(L. Romandini) – La Roma perde la sua voce simbolo, le sue urla e le sue emozioni, Carlo Zampa, “The Voice of Rome” così soprannominato dai suoi affezionati fan, non potrà più commentare le partite della Roma. Dopo oltre 35 anni di carriera, passati a raccontare l’ambiente giallorosso prima in radio, poi da speaker allo stadio e negli ultimi 11 da telecronista, si ferma. Il motivo? La non-acquisizione dei Diritti TV della Serie A da parte di Mediaset Premium, prima rete a credere nel racconto della partita da parte del telecronista-tifoso. “Perfom e Sky Italia avevano già i loro cronisti – ha chiarito Zampa – io purtroppo, a malincuore, mi devo fermare”.

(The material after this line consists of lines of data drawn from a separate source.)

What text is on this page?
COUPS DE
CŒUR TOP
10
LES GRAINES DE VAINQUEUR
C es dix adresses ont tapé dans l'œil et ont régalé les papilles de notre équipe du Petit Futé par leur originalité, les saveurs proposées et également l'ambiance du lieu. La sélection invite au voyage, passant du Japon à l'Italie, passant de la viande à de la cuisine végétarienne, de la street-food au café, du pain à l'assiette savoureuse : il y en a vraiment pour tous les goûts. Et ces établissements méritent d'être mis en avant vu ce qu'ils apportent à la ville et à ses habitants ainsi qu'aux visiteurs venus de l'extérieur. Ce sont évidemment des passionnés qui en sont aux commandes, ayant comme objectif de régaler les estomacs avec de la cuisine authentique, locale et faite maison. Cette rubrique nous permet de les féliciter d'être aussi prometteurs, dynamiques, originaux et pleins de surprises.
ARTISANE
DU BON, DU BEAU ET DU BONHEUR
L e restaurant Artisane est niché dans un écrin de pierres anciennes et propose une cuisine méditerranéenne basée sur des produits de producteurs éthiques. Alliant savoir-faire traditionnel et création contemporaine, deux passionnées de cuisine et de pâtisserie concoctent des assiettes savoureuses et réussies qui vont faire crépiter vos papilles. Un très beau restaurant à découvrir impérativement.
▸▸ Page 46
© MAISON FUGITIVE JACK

L’INTERVISTA — Una delusione palpabile quella che emerge dalle parole del commentatore che ha fatto della passione per la sua squadra, il vessillo da innalzare orgogliosamente durante ogni telecronaca. La sua carriera, 35 anni proprio quest’anno, è stata costellata da grandissime soddisfazioni. “Per me è stato coronare il sogno di una vita; se segui la Roma da sempre, se tifi questa squadra e in più ti danno la possibilità di poterla raccontare, diventa la cosa più bella del mondo”.
Cosa ha provato la prima volta in cabina di commento e la prima da speaker per la Roma?
“Per una settimana non ho dormito, dovevo raccontare Roma-Como (finita poi 1-1). Era il settembre del 1984. Sono emozioni che è difficile dimenticare. Come speaker rivoluzionai alcuni aspetti di questo mestiere, abbiamo lanciato una sorta di moda. Sarò sempre grato a Franco Sensi per avermi dato la possibilità di poter annunciare la formazione della mia Roma, a partire da quel freddo San Valentino del 1999”.
I soprannomi ai calciatori sono un suo marchio di fabbrica …
“Sono stato facilitato dalla mia famiglia, infatti non ho mai sentito mio padre chiamare mia madre con il suo nome. Dare soprannomi era un gesto affettuoso, di vicinanza, e così ho fatto io, ho portato il mio affetto ai calciatori. L’ho sempre fatto con grande spontaneità e naturalezza. Dal “Puma” (per Emerson) a “The Wall” (per Samuel), da “Il Re Leone” (per Batistuta) a “Il Pendolino” (per Cafù) quelli rimangono non solo nella memoria dei tifosi ma anche in quella dei giocatori. Damiano Tommasi ha addirittura chiamato “Anima Candida” (soprannome con il quale lo chiamavo) uno dei vini, prodotti dalla sua azienda vinicola.
Qual è stato il ricordo più esaltante e la delusione più cocente nella sua carriera?
“Il ricordo più bello è in assoluto lo Scudetto, niente riuscirà a battere quelle emozioni. L’ho vissuto da cronista, da speaker e da tifoso della Roma, non potevo chiedere di meglio. Una grande delusione è sicuramente la sconfitta in casa per 2 a 1 contro la Samp, in quel 25 aprile del 2010. Il gol di Pazzini ha infranto un sogno, quella Roma di Ranieri meritava lo Scudetto”.
La domanda su Francesco Totti è d’obbligo, cosa ha rappresentato per lei il capitano?
“Io l’ho visto crescere, ti dico solo che la prima partecipazione in televisione la fece a Tele Oro, andai io a prenderlo a casa. La grandezza di Totti è Francesco, è la persona che è riuscita nel tempo ad andare oltre lo straordinario campione che era in campo. Non si è fatto travolgere dal successo e ha gestito il tutto con la grande semplicità che lo ha sempre contraddistinto. Francesco rimarrà il capitano e sopratutto rimarrà eterno. Il suo addio per me è stato un dolore immenso, le lacrime sul 3-2 contro il Torino, quando Francesco entrò dalla panchina e in 5 minuti risolse una partita complicatissima, erano sincere perché sentivo la sua sofferenza negli ultimi mesi con Spalletti. I due pallonetti, uno all’Olimpico contro Peruzzi e l’altro a San Siro contro Julio Cesar, sono sicuramente i due gol più belli che io abbia mai visto.
E adesso Carlo, cosa le aspetta?
“Continuerò con la mia amata radio, racconterò sempre con tutta la sincerità possibile il mio amore per la Roma. E poi, riparto da quella tessera dello Junior Club da 500lire per l’acecsso in curva che mio padre mi regalò quando ero un ragazzino. Ora tornerò allo stadio, da tifoso come tutti, ma le mie urla continueranno a farsi sentire”.